Saturday, March 12, 2016

Rock Creek Dam

Rock Creek Dam


This is the story of one rapid: The Rock Creek Dam. Back in 2011 we had tremendous floods and the crew in Quincy went looking for high water marks. I remember looking at the Rock Creek Dam, it was spilling over the top and I wondered, “If Boomer were here, would he run it?”. I looked and looked and thought that it might go, but put the idea away in favor of charging much more manageable waves and holes. A few days ago my friend sent me a picture of the same dam, but this time instead of flowing over the top of the dam, the dam had been opened and a massive 14,000 cfs was spilling over it’s gigantic ramp. At first the force of the ramp scared me, then the impact that I might face, then I thought rolling would be the challenge. With each fear came a rationalization, some experience I could use to figure out what this new rapid might feel like. I remembered the transition on Freebird, the 40 footer on Middle Cherry with a reconnect in the middle, and thought the transition on the ramp will be okay. Then when thinking about being flung off the ramp at high speed the rapid I called on was Big Bird, the 50 footer on the SBMF Feather where you basically run a waterfall with a vail so thin it is barely worth being there and figured that the impact couldn’t possible be bigger than that. When I saw the maelstrom at the bottom I thought of surfing the Gutter in Idaho at high flows and rolling in that big wavetrain, and soon I had pieced together enough evidence to believe in the line. So this is what became of it. 

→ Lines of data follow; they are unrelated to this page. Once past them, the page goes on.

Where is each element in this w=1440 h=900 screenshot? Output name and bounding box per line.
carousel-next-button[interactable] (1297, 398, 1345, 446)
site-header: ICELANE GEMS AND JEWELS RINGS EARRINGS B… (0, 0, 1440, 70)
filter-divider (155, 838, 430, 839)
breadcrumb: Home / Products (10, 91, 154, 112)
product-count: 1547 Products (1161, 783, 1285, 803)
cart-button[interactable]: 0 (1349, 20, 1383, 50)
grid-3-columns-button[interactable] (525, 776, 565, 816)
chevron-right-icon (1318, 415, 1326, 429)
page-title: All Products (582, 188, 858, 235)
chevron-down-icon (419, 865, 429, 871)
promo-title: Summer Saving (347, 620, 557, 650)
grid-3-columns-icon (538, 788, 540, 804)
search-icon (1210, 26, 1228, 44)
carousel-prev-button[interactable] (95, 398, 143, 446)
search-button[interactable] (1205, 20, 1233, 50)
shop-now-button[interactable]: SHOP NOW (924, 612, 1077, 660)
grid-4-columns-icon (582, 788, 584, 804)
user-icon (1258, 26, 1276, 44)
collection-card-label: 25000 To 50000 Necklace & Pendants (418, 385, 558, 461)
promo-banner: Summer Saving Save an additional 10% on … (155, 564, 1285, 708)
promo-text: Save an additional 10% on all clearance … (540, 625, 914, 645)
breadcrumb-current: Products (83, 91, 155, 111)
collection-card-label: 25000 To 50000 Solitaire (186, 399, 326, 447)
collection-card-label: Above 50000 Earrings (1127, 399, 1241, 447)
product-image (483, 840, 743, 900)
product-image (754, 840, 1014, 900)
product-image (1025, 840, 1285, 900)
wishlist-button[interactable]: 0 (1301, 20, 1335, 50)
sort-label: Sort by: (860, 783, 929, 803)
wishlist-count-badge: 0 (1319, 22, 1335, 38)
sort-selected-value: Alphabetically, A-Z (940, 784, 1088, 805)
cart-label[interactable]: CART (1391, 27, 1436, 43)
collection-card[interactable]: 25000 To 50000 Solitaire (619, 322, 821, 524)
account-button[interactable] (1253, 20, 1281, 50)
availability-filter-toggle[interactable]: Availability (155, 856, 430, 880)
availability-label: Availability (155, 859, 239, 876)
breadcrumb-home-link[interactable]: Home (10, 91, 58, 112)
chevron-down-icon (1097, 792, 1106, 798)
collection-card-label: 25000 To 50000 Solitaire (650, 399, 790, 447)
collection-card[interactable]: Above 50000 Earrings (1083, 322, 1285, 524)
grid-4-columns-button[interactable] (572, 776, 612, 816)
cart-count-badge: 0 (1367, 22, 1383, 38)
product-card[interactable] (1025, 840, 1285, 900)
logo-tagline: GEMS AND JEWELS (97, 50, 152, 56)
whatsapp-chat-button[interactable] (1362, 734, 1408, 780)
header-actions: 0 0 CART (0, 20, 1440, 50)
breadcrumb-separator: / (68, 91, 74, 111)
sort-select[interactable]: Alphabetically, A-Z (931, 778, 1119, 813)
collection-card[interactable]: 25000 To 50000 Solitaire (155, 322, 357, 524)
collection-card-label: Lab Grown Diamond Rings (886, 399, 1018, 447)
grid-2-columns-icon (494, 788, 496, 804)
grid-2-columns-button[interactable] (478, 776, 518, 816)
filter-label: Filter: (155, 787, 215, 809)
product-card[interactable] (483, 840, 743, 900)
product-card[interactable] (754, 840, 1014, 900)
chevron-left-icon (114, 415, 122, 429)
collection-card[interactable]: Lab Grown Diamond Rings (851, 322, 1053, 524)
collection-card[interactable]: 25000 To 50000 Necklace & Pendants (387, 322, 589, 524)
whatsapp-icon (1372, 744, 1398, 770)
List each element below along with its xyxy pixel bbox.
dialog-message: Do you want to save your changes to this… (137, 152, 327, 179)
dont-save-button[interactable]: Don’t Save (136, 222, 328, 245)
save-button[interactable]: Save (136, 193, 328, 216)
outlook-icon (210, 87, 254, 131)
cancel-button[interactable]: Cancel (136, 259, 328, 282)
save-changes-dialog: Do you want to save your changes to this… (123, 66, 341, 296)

I share this process to further explore how we move ourselves forward and piece together experiences to understand and be successful in new experiences. Sometimes we need others to show us the way, sometimes we can piece together old experiences to understand new ones. Either way, we still have to be bold, all the while using our experience and the experience of those around us to minimize risk. We need to be responsible while still pushing ourselves forward.

1 comment:

  1. Nice one Seth. I think they are lowering the gates that far to get sediment to move out of the reservoir at high flow, never though that would make it runnable.